The tragedy for Britain is that just when we'd like to be able to draw on reserves and savings to boost activity after a downturn in the cycle, we find there's nothing there. This makes the choice we face about how to alleviate current pain far more difficult than it should be. Some say we must have a Keynesian fiscal stimulus - others say that by piling debt on top of debt it would make things much worse.
Gordon Brown, the architect of our debt mountain, wants to reduce taxation by increasing borrowing. It is far from clear that such a general spending splurge would in any way have the desired affect. At the very least, it would lead to tax increases later; at worst, it could lead to a systemic deterioration in the whole country's economic condition.
In short, it could prompt a collision between fiscal policy and monetary policy. Low interest rates remain the most immediate and the most potent instrument for assisting cash-flow and helping people service their debt. But if the country's fiscal deficit suddenly grows at a time when the overall economy is contracting, there is a serious danger that long-term interest rates would have to rise both in order to sell the gilts it needs to finance its deficit and also to stop the pound from going into freefall.

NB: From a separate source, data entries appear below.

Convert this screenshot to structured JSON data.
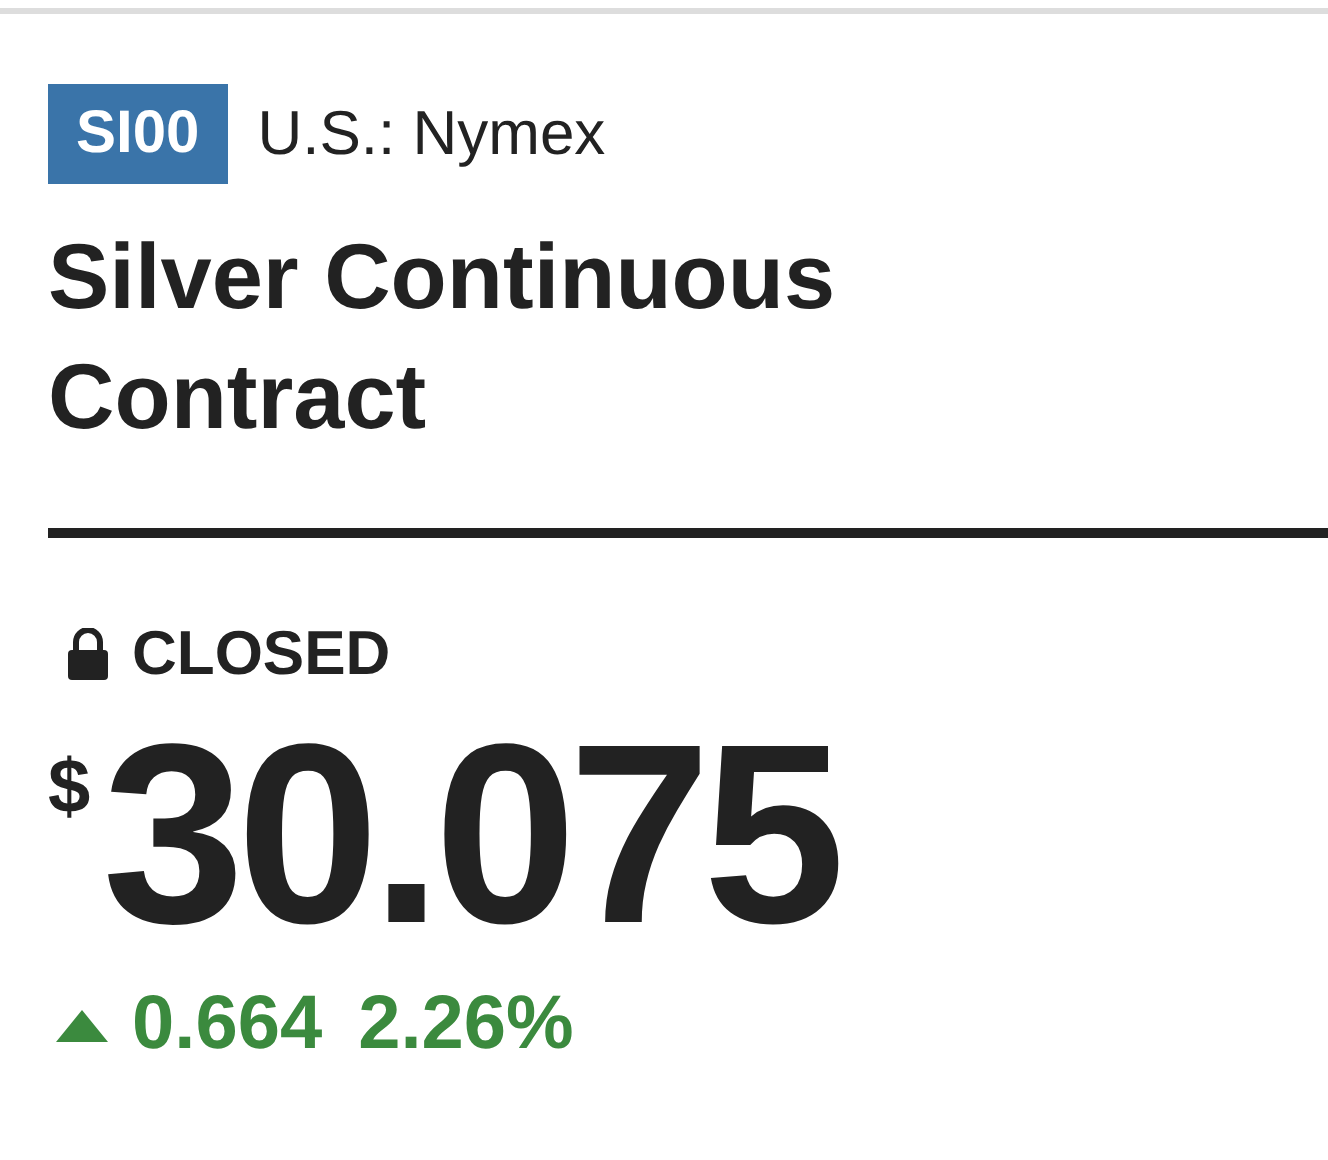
{
  "ticker": {
    "symbol": "SI00",
    "exchange": "U.S.: Nymex"
  },
  "title": "Silver Continuous Contract",
  "status": {
    "label": "CLOSED"
  },
  "price": {
    "currency": "$",
    "value": "30.075"
  },
  "change": {
    "rising": true,
    "amount": "0.664",
    "percent": "2.26%"
  }
}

And so it might turn out that greater borrowing, instead of stimulating the economy, could in fact sink it. But there is a further danger. The Government, and others, insist that these supposedly stimulating tax cuts should be temporary. We would therefore face the prospect of taxes going up again, and by more than would otherwise be the case, just as Britain is emerging from recession.
What David Cameron proposed on Tuesday better understands the modern world and is better attuned both to the challenge of recession and the opportunities for recovery. We do not want to see unfunded tax cuts and a massive increase in borrowing now; nor do we want to jeopardise the low interest rates that people need. Consistent with that view, we have announced that our public spending plans from 2010/11 will diverge from Labour's published figures and take a lower path.
In the world after Keynes, cash and capital moves around far more quickly. Greater borrowing is not an instrument whose effects can be applied within the boundaries of a self-contained economy. Gordon Brown's plans put our recovery at risk because just when we would be coming out of recession, his earlier fiscal laxity would be hurting our international competitiveness.
In the same way as we are ill-equipped to cope with this stage of the economic cycle now, Gordon Brown seems determined to set us up to be even more ill-equipped for coping with the recovery. Fiscal indulgence now would become a drag-anchor on recovery later .
A temporary tax cut is meaningless to the investor who wants a stable picture for the long term and if excessive borrowing has created systemic deterioration all it will do is make the recession longer and deeper. Temporary measures funded by borrowing and lasting tax increases will prove detrimental in the long term.
Gordon Brown has become a manager of decline. David Cameron is the architect of long-term prosperity. That is now the difference between the two parties in Britain.
This is the message which every member of the Shadow Cabinet needs to put out to the country. Relentlessly, and in language which everyone can relate to. There's no doubt that the mantras which Labour Ministers are uttering - downturn started in America - help families and businesses through the downturn - etc are having an effect. They may appear to be meaningless drivel (and they are) but I suspect to the man in the street they sound believable, at least in the short term. The Tory approach is geared to the long term, but we have to bear in mind that in the short term Brown might just possibly dash for an election. I still think it is unlikely but no one can rule it out.